Biological Sciences

The course discusses the principles of genetics with application to the study of biological function at the level of molecules, cells, and multicellular organisms, including humans. The topics include the structure and function of genes; chromosomes and genomes; biological variation resulting from replication and recombination, mutation and selection; DNA repair and the genetic basis of disease inheritance. The following topics are covered as well: the chemical structure of DNA and the molecular mechanisms of DNA replication; the basic principles how information stored in genes is converted to a (cellular) phenotype in the form of RNA and protein; the concepts of genome structure, comparative genomics, and functional genomics; the molecular basis of single gene inheritance (Mendel's first law), sex-linked single gene inheritance and, human pedigrees; the concepts of Darwin's theory of Natural Selection, molecular evolution, and the origin of new genes and species. The prerequisite course is Cell Biology.

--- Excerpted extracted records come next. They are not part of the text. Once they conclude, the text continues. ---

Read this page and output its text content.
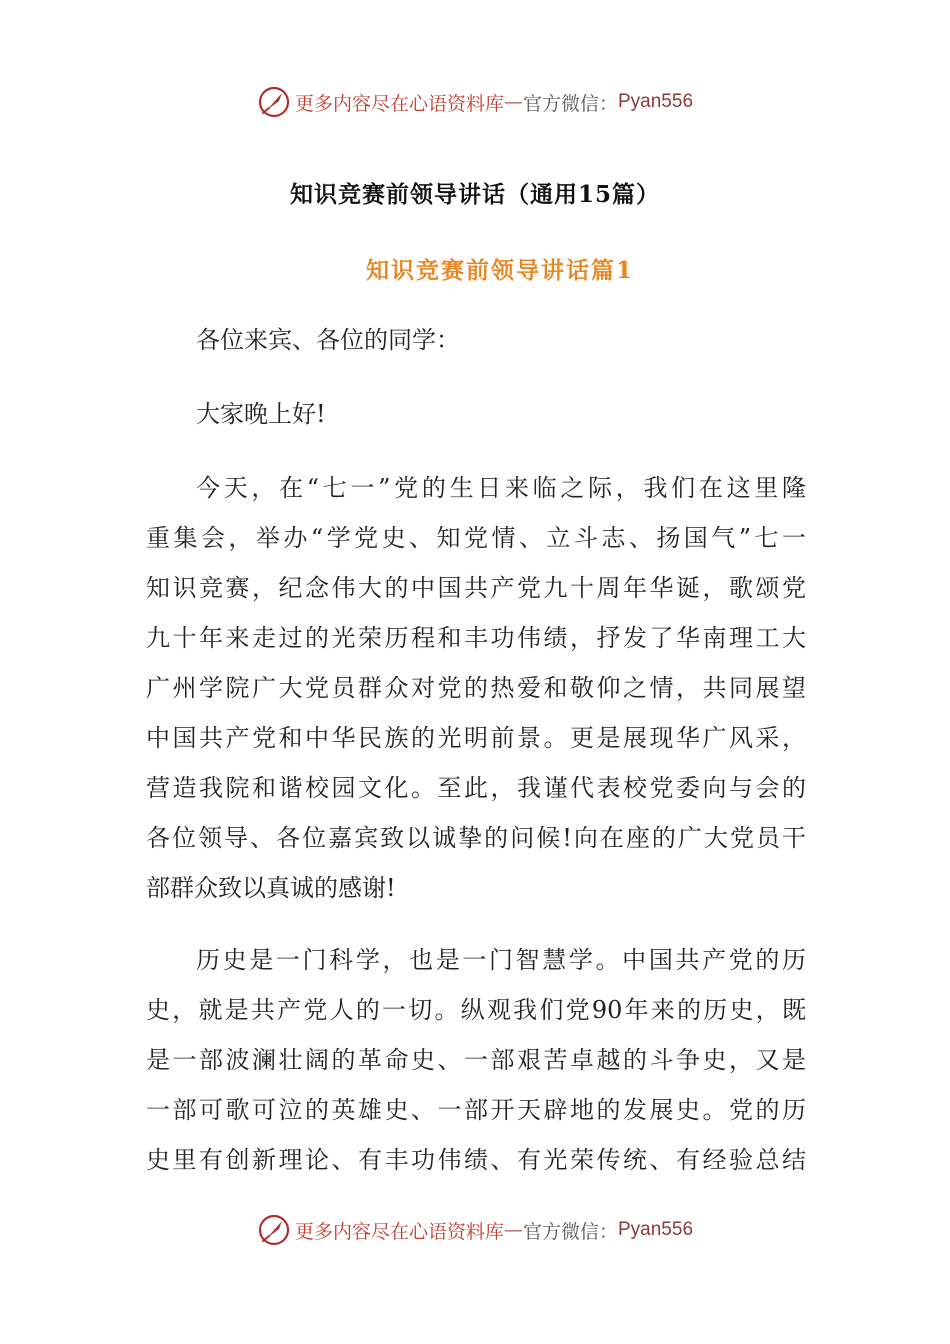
更多内容尽在心语资料库 — 官方微信： Pyan556
知识竞赛前领导讲话（通用15篇）
知识竞赛前领导讲话篇1

各位来宾、各位的同学：

大家晚上好!

今天，在“七一”党的生日来临之际，我们在这里隆

重集会，举办“学党史、知党情、立斗志、扬国气”七一

知识竞赛，纪念伟大的中国共产党九十周年华诞，歌颂党

九十年来走过的光荣历程和丰功伟绩，抒发了华南理工大

广州学院广大党员群众对党的热爱和敬仰之情，共同展望

中国共产党和中华民族的光明前景。更是展现华广风采，

营造我院和谐校园文化。至此，我谨代表校党委向与会的

各位领导、各位嘉宾致以诚挚的问候!向在座的广大党员干

部群众致以真诚的感谢!

历史是一门科学，也是一门智慧学。中国共产党的历

史，就是共产党人的一切。纵观我们党90年来的历史，既

是一部波澜壮阔的革命史、一部艰苦卓越的斗争史，又是

一部可歌可泣的英雄史、一部开天辟地的发展史。党的历

史里有创新理论、有丰功伟绩、有光荣传统、有经验总结

更多内容尽在心语资料库 — 官方微信： Pyan556
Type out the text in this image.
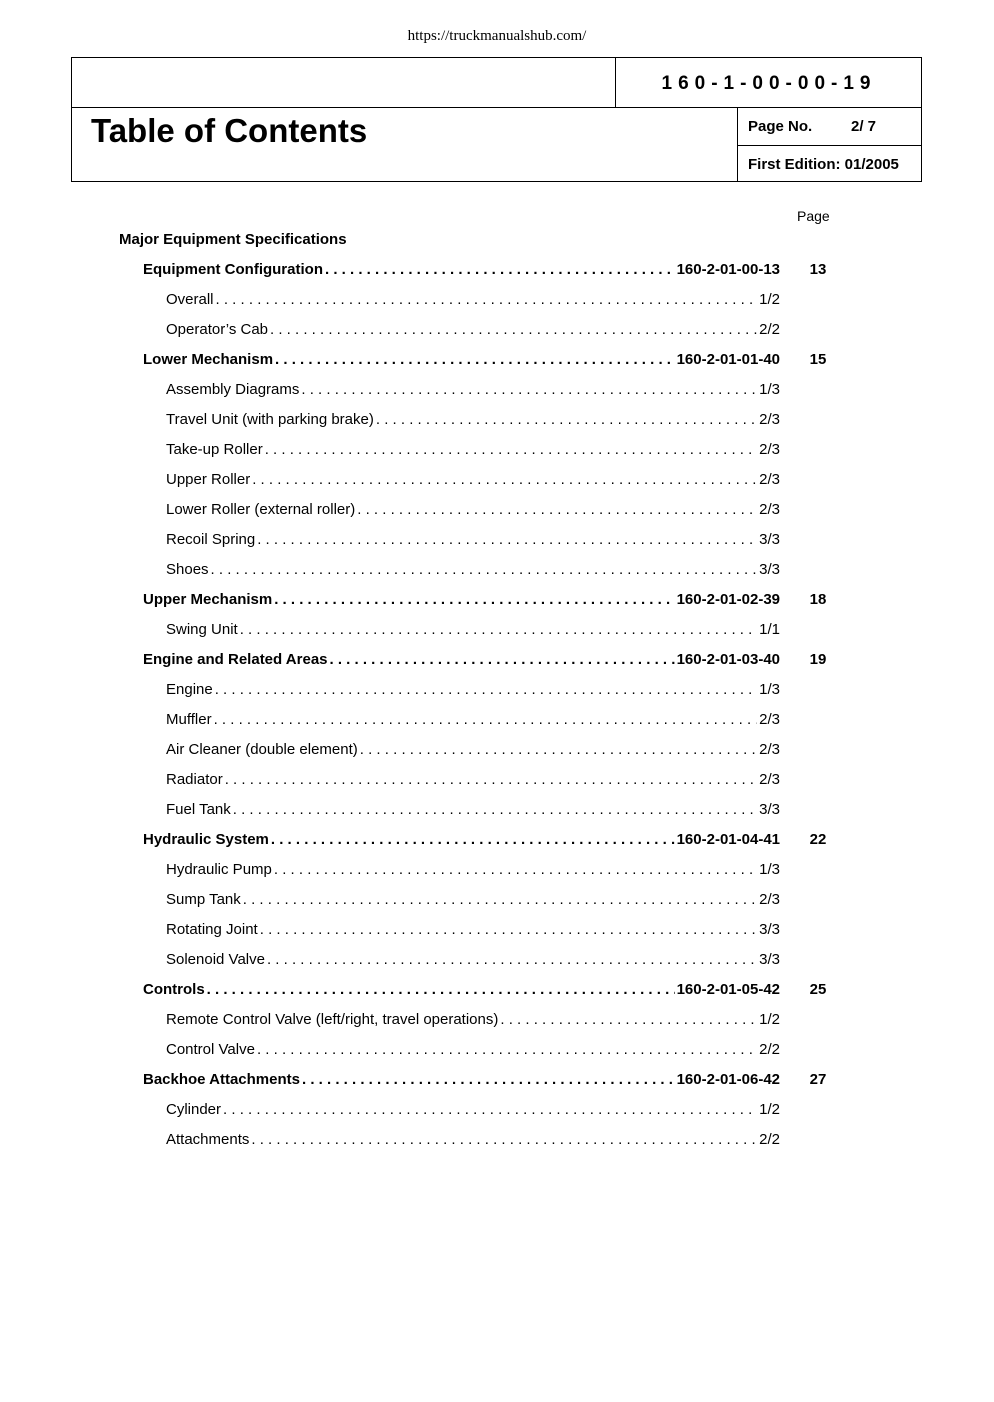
https://truckmanualshub.com/
160-1-00-00-19
Table of Contents	Page No.	2/ 7
First Edition: 01/2005
Page
Major Equipment Specifications
Equipment Configuration . . .	160-2-01-00-13	13
Overall . . .	1/2
Operator’s Cab . . .	2/2
Lower Mechanism . . .	160-2-01-01-40	15
Assembly Diagrams . . .	1/3
Travel Unit (with parking brake) . . .	2/3
Take-up Roller . . .	2/3
Upper Roller . . .	2/3
Lower Roller (external roller) . . .	2/3
Recoil Spring . . .	3/3
Shoes . . .	3/3
Upper Mechanism . . .	160-2-01-02-39	18
Swing Unit . . .	1/1
Engine and Related Areas . . .	160-2-01-03-40	19
Engine . . .	1/3
Muffler . . .	2/3
Air Cleaner (double element) . . .	2/3
Radiator . . .	2/3
Fuel Tank . . .	3/3
Hydraulic System . . .	160-2-01-04-41	22
Hydraulic Pump . . .	1/3
Sump Tank . . .	2/3
Rotating Joint . . .	3/3
Solenoid Valve . . .	3/3
Controls . . .	160-2-01-05-42	25
Remote Control Valve (left/right, travel operations) . . .	1/2
Control Valve . . .	2/2
Backhoe Attachments . . .	160-2-01-06-42	27
Cylinder . . .	1/2
Attachments . . .	2/2
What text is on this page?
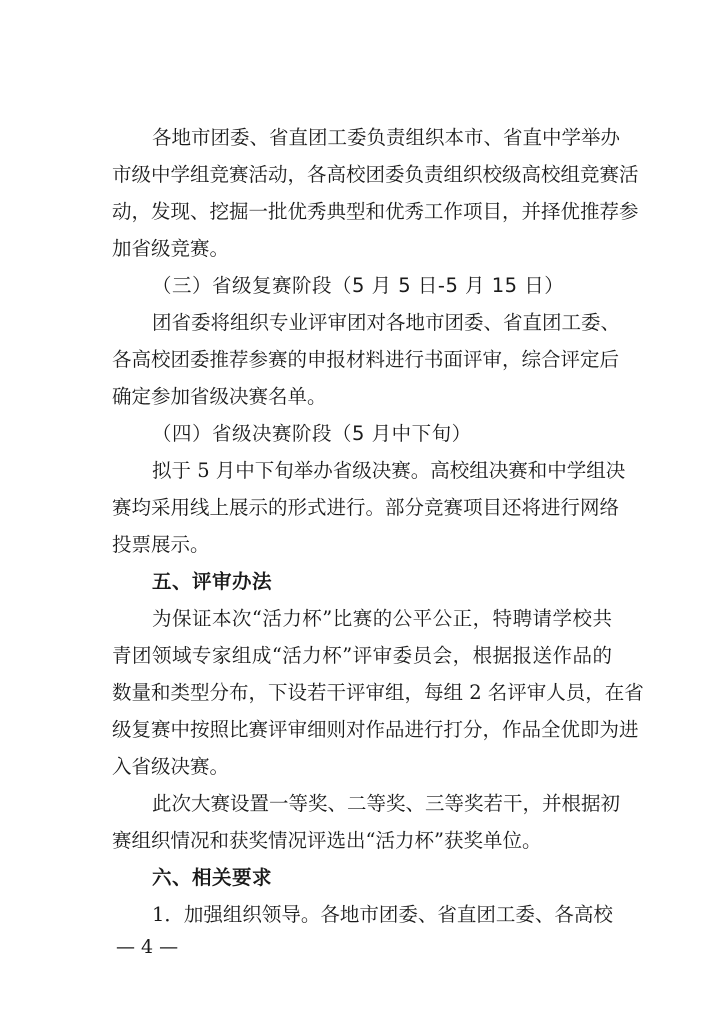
各地市团委、省直团工委负责组织本市、省直中学举办
市级中学组竞赛活动，各高校团委负责组织校级高校组竞赛活
动，发现、挖掘一批优秀典型和优秀工作项目，并择优推荐参
加省级竞赛。
（三）省级复赛阶段（5 月 5 日-5 月 15 日）
团省委将组织专业评审团对各地市团委、省直团工委、
各高校团委推荐参赛的申报材料进行书面评审，综合评定后
确定参加省级决赛名单。
（四）省级决赛阶段（5 月中下旬）
拟于 5 月中下旬举办省级决赛。高校组决赛和中学组决
赛均采用线上展示的形式进行。部分竞赛项目还将进行网络
投票展示。
五、评审办法
为保证本次“活力杯”比赛的公平公正，特聘请学校共
青团领域专家组成“活力杯”评审委员会，根据报送作品的
数量和类型分布，下设若干评审组，每组 2 名评审人员，在省
级复赛中按照比赛评审细则对作品进行打分，作品全优即为进
入省级决赛。
此次大赛设置一等奖、二等奖、三等奖若干，并根据初
赛组织情况和获奖情况评选出“活力杯”获奖单位。
六、相关要求
1．加强组织领导。各地市团委、省直团工委、各高校
— 4 —
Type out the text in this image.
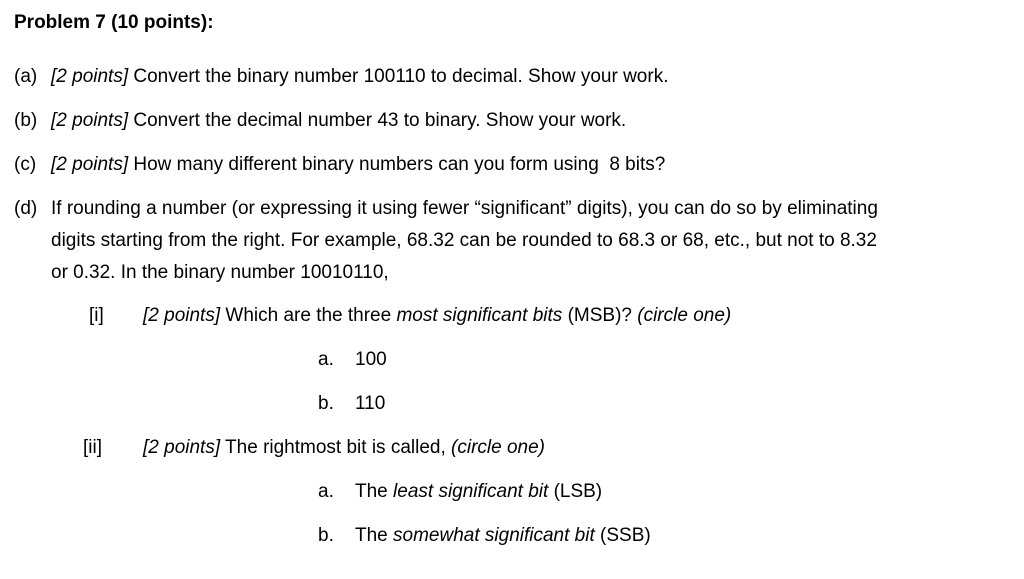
Problem 7 (10 points):
(a) [2 points] Convert the binary number 100110 to decimal. Show your work.
(b) [2 points] Convert the decimal number 43 to binary. Show your work.
(c) [2 points] How many different binary numbers can you form using  8 bits?
(d) If rounding a number (or expressing it using fewer “significant” digits), you can do so by eliminating
digits starting from the right. For example, 68.32 can be rounded to 68.3 or 68, etc., but not to 8.32
or 0.32. In the binary number 10010110,
[i] [2 points] Which are the three most significant bits (MSB)? (circle one)
a. 100
b. 110
[ii] [2 points] The rightmost bit is called, (circle one)
a. The least significant bit (LSB)
b. The somewhat significant bit (SSB)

The study of genetics focuses on understanding phenotypic variation and the mechanisms underlying inheritance. This courses examines the processes that participate in converting an individual's genotype into the phenotypes displayed by that individual. This course presents the fundamental properties of genes and the various approaches to genetic analysis, as it is performed in several different model organisms. 

This course provides students with detailed knowledge about the molecular processes in cell signaling and control of gene expression. Topics include: intracellular signaling pathways; chromatin structure and remodeling; recruitment and assembly of transcription factors; eukaryote mRNA synthesis, processing, modification, stability and translation; stem cells and reprogramming; and the culmination of the above factors that drive common complex human disease. The tutorials are partially in Problem Based Learning (PBL) and multiple-choice format, with exercises designed to provide a perspective of how cutting edge molecular biological techniques are applied to tackle major research questions in modern biomedical research. Students are acquainted with the best-characterized cell signaling mechanisms in eukaryotic cells, gene structure/function, and different gene regulatory mechanisms (chromatin remodeling and (post)transcriptional regulation) in prokaryotes and eukaryotes. The course covers how molecular biology, when used in combination with other biological disciplines (e.g. biochemistry, genetics, imaging), can provide tools to understand (diagnostics) and intervene (therapy) in the cellular complexity of human disease. Prerequisites for this course are Cell Biology and Genetics.